New York State Court of Claims

New York State Court of Claims

TAYLOR v. THE STATE OF NEW YORK, #2002-010-028, Claim No. 103984


Synopsis


Inmate claimant failed to establish that he received inadequate medical care while incarcerated.

Case Information

UID:
2002-010-028
Claimant(s):
RUSSELL TAYLOR
Claimant short name:
TAYLOR
Footnote (claimant name) :

Defendant(s):
THE STATE OF NEW YORK
Footnote (defendant name) :

Third-party claimant(s):

Third-party defendant(s):

Claim number(s):
103984
Motion number(s):

Cross-motion number(s):

Judge:
Terry Jane Ruderman
Claimant's attorney:
RUSSELL TAYLORPro Se
Defendant's attorney:
HON. ELIOT SPITZER
Attorney General for the State of New YorkBy: Elyse Angelico, Assistant Attorney General
Third-party defendant's attorney:

Signature date:
August 1, 2002
City:
White Plains
Comments:

Official citation:

Appellate results:

See also (multicaptioned case)



Decision
Claimant alleges that during his incarceration at Sing Sing Correctional Facility[1] he received inadequate medical care from August 23, 1999 through October 21, 1999 . Specifically, claimant asserts that he was denied treatment for facial paralysis that was eventually diagnosed as Bell's Palsy.
"[A] duty of ordinary care is owed by prison authorities to provide for the health and care of their charges" (
Gordon v City of New York, 120 AD2d 562, 563, affd 70 NY2d 839; Cauley v State of New York, 224 AD2d 381).
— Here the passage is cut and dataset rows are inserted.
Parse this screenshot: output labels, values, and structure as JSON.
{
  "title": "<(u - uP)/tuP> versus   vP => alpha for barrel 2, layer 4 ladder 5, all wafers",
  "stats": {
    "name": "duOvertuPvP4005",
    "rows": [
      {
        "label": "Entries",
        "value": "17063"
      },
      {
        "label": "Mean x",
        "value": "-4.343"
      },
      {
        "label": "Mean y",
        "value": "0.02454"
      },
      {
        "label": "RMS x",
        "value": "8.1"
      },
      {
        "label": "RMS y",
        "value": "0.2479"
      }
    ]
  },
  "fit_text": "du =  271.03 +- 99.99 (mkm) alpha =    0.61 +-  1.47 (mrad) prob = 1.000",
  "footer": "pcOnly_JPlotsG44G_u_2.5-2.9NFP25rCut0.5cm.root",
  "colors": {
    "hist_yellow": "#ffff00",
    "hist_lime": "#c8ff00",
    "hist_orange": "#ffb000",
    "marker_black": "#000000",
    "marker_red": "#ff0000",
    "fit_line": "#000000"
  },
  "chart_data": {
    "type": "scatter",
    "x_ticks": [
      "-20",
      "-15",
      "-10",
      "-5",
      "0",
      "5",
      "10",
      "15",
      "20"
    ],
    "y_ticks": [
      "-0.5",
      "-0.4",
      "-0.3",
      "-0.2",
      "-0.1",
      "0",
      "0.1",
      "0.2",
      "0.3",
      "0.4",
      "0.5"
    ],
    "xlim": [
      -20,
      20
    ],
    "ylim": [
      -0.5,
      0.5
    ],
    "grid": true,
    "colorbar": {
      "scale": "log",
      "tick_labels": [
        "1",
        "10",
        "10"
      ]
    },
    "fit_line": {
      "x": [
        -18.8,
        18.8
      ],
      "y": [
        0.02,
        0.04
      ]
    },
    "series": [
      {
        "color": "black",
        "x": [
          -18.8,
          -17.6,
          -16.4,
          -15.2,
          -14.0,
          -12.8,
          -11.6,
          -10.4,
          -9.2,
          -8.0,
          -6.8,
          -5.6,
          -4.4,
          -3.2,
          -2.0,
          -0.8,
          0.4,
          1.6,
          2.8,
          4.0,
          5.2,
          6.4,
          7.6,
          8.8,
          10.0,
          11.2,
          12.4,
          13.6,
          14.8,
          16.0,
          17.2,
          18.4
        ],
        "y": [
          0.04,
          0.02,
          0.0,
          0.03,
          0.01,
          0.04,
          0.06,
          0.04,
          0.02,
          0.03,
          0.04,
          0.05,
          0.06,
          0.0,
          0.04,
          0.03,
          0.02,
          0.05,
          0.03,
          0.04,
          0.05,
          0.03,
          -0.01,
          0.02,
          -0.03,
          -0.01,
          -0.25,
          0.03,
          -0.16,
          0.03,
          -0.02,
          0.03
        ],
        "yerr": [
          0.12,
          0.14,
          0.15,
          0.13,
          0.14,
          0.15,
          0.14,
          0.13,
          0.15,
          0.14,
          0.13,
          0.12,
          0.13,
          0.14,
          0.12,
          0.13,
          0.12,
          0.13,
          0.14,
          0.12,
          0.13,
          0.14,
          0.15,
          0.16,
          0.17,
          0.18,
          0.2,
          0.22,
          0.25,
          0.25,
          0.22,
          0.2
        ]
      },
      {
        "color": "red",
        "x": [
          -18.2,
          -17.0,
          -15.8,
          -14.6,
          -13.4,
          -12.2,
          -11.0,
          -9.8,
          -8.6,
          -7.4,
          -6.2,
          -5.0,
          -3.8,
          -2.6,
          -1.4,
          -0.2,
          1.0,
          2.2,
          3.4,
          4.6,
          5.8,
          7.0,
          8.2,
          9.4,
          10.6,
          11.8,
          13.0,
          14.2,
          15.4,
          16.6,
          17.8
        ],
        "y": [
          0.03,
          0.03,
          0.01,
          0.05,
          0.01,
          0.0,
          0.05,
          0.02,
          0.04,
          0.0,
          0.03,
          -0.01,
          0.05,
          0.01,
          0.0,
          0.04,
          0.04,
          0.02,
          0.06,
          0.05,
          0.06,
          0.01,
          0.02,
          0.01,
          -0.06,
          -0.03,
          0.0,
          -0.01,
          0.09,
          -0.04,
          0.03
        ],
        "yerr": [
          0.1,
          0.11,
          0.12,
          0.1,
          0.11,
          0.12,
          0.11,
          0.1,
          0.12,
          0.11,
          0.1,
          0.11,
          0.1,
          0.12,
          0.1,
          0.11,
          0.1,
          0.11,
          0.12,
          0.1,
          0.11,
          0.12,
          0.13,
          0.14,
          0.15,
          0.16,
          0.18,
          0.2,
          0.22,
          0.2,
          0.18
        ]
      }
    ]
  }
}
The theory of simple negligence is restricted to those cases where the alleged negligent acts are readily determinable by the trier of the facts on common knowledge (see Weiner v Lenox Hill Hosp., 88 NY2d 784; Rey v Park View Nursing Home, 262 AD2d 624; Coursen v New York Hospital-Cornell Med. Center, 114 AD2d 254, 256). However, where the treatment received by the patient is an issue, the more specialized theory of medical malpractice must be followed (see Twitchell v Mackay, 78 AD2d 125; Hale v State of New York, 53 AD2d 1025). To establish a prima facie case of medical malpractice, a claimant must prove, inter alia, that defendant departed from good and accepted medical practice and that such departure was a substantial factor in producing the alleged injury (see Tonetti v Peekskill Community Hosp., 148 AD2d 525; Mortensen v Memorial Hosp., 105 AD2d 151). A departure from good and accepted medical practice cannot be inferred from expert testimony; rather the expert must expressly state, with a degree of medical certainty, that defendant's conduct constitutes a deviation from the requisite standard of care (see Stuart v Ellis Hosp., 198 AD2d 559; Sohn v Sand, 180 AD2d 789; Salzman v Alan S. Rosell, D.D.S., P.C., 129 AD2d 833).
In the instant case,
claimant alleged that defendant failed to provide him with adequate medical care. This is belied by the record. Claimant's medical records of August 23, 1999 through May 4, 2001 show that claimant received ongoing treatment and medical care for his condition. Significantly absent from claimant's case was any competent medical evidence, either from a treating physician, or from an expert whose opinion was based upon the available medical records. Without such evidence, claimant's own unsubstantiated assertions and speculations were insufficient to establish merit and a prima facie case (see Wells v State of New York, 228 AD2d 581; Mosberg v Elahi, 176 AD2d 710 affd 80 NY2d 941; Quigley v Jabbur, 124 AD2d 398).
LET JUDGMENT BE ENTERED DISMISSING CLAIM NO. 103984.

August 1, 2002
White Plains, New York

HON. TERRY JANE RUDERMAN
Judge of the Court of Claims




[1] Claimant's application for poor person relief was denied at trial.